We’ve put together a series to feature the top minds in formulation development, analytical services, development, quality assurance, and converting.
Meet Tapemark’s Sr Process Engineer, Tim Brown
Tim has been a part of Tapemark’s engineering department for 15+ years, and during that time, he has seen this company evolve from a drug manufacturer to a full-service CDMO.
A tip from Tim:
“If I were to give one tip, it would be to allow more time for the feasibility stage of Process Development, to understand as many factors as possible to align with current capabilities. There can be a lot of pressure to rush through feasibility, whether it’s to save money, increase time to market, or both, but the potential consequences of rushing this phase can be significant.
The fact of the matter is, not every part can be made. Yes, feasibility trials can be costly, but not nearly as costly as moving forward with a project that could’ve been proven unfit from the beginning.”
why process development?
At the end of the day, Process Development is based on sound scientific methods and principles, in combination with risk management tools, which are applied throughout the development process. Quality — which is generally expressed as identity, concentration, and purity of product — cannot be continuously tested, but instead should be assured through process understanding and process control.
Regulatory authorities expect process development to be based on sound scientific methods and principles. Why? Because it works.
around for the evolution
Tim has been part of Tapemark’s engineering department for 15+ years, and during that time, he has helped the company evolve from a drug manufacturer to a full-service CDMO. He has a lot of experience, and he is our resident video expert. Check out all of the videos he has produced for Tapemark to see his expertise.
Tapemark’s Process Development
Through Process Development, our clients rely on us for both our experience and our expertise to put all the pieces together and bring all of the unknowns into the light.

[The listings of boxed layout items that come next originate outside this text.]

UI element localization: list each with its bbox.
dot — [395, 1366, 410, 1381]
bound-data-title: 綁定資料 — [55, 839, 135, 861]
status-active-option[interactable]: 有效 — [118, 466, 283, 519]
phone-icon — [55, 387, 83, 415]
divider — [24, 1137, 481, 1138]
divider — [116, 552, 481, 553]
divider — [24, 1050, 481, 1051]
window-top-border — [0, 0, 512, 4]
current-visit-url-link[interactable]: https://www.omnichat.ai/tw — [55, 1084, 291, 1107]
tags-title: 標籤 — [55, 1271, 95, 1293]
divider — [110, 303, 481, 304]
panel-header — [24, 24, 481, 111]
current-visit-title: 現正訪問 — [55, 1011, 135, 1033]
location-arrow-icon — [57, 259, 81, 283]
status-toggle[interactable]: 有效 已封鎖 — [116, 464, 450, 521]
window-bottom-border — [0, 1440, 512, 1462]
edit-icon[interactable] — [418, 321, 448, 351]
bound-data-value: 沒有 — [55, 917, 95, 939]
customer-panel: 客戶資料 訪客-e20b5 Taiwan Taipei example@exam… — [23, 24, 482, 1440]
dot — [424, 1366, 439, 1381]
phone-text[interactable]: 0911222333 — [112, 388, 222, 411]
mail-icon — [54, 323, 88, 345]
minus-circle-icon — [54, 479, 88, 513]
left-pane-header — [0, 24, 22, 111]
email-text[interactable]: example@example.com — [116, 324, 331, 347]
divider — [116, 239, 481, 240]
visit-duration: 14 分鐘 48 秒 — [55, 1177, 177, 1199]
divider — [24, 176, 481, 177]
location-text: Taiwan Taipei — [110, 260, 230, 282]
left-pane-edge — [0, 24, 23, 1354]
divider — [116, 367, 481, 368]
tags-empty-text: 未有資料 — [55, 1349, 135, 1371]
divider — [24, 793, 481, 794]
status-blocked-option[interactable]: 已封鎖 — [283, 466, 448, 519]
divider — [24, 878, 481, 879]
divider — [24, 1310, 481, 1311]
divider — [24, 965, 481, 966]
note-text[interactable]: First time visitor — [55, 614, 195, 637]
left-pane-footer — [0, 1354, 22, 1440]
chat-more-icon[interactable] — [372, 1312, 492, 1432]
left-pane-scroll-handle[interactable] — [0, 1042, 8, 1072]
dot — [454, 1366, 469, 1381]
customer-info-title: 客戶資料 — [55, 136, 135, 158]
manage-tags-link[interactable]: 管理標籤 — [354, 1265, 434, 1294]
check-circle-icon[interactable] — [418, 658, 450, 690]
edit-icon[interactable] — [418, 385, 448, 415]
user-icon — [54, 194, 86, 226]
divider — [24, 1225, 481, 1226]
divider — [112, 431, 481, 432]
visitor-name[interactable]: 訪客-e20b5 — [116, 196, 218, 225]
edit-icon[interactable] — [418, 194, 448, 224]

In a way, the development process is meant to make it so there aren’t any surprises later on.
Process Development, as we depict it at Tapemark, is done in phases.
- Process Development (or a Process Capability)
- Process Qualification
- Process Validation
- Commercialization (packaging, converting, pouching, and serialization)
Plus, we do Phase Reviews during each phase.
At Tapemark we’ve developed this specific process because it works. Sometimes we receive a lot of information from our clients, and other times we receive very little information beyond their expectations for what the finished product needs to be. In either situation, we rely on these general pillars of our process development to reach our end goal.
Our clients want their part to perform as expected, look as it should, meet all of its patent requirements, and be able to be made as quickly as possible and as high-quality as possible. And all the while, we make sure to take all of their ideas and concerns into consideration while we’re doing it.
What we're able to do is take the formulation and develop something that is critical. At Tapemark the focus is on the science of making the part. And, when it comes to water-soluble films, Tapemark is the leader.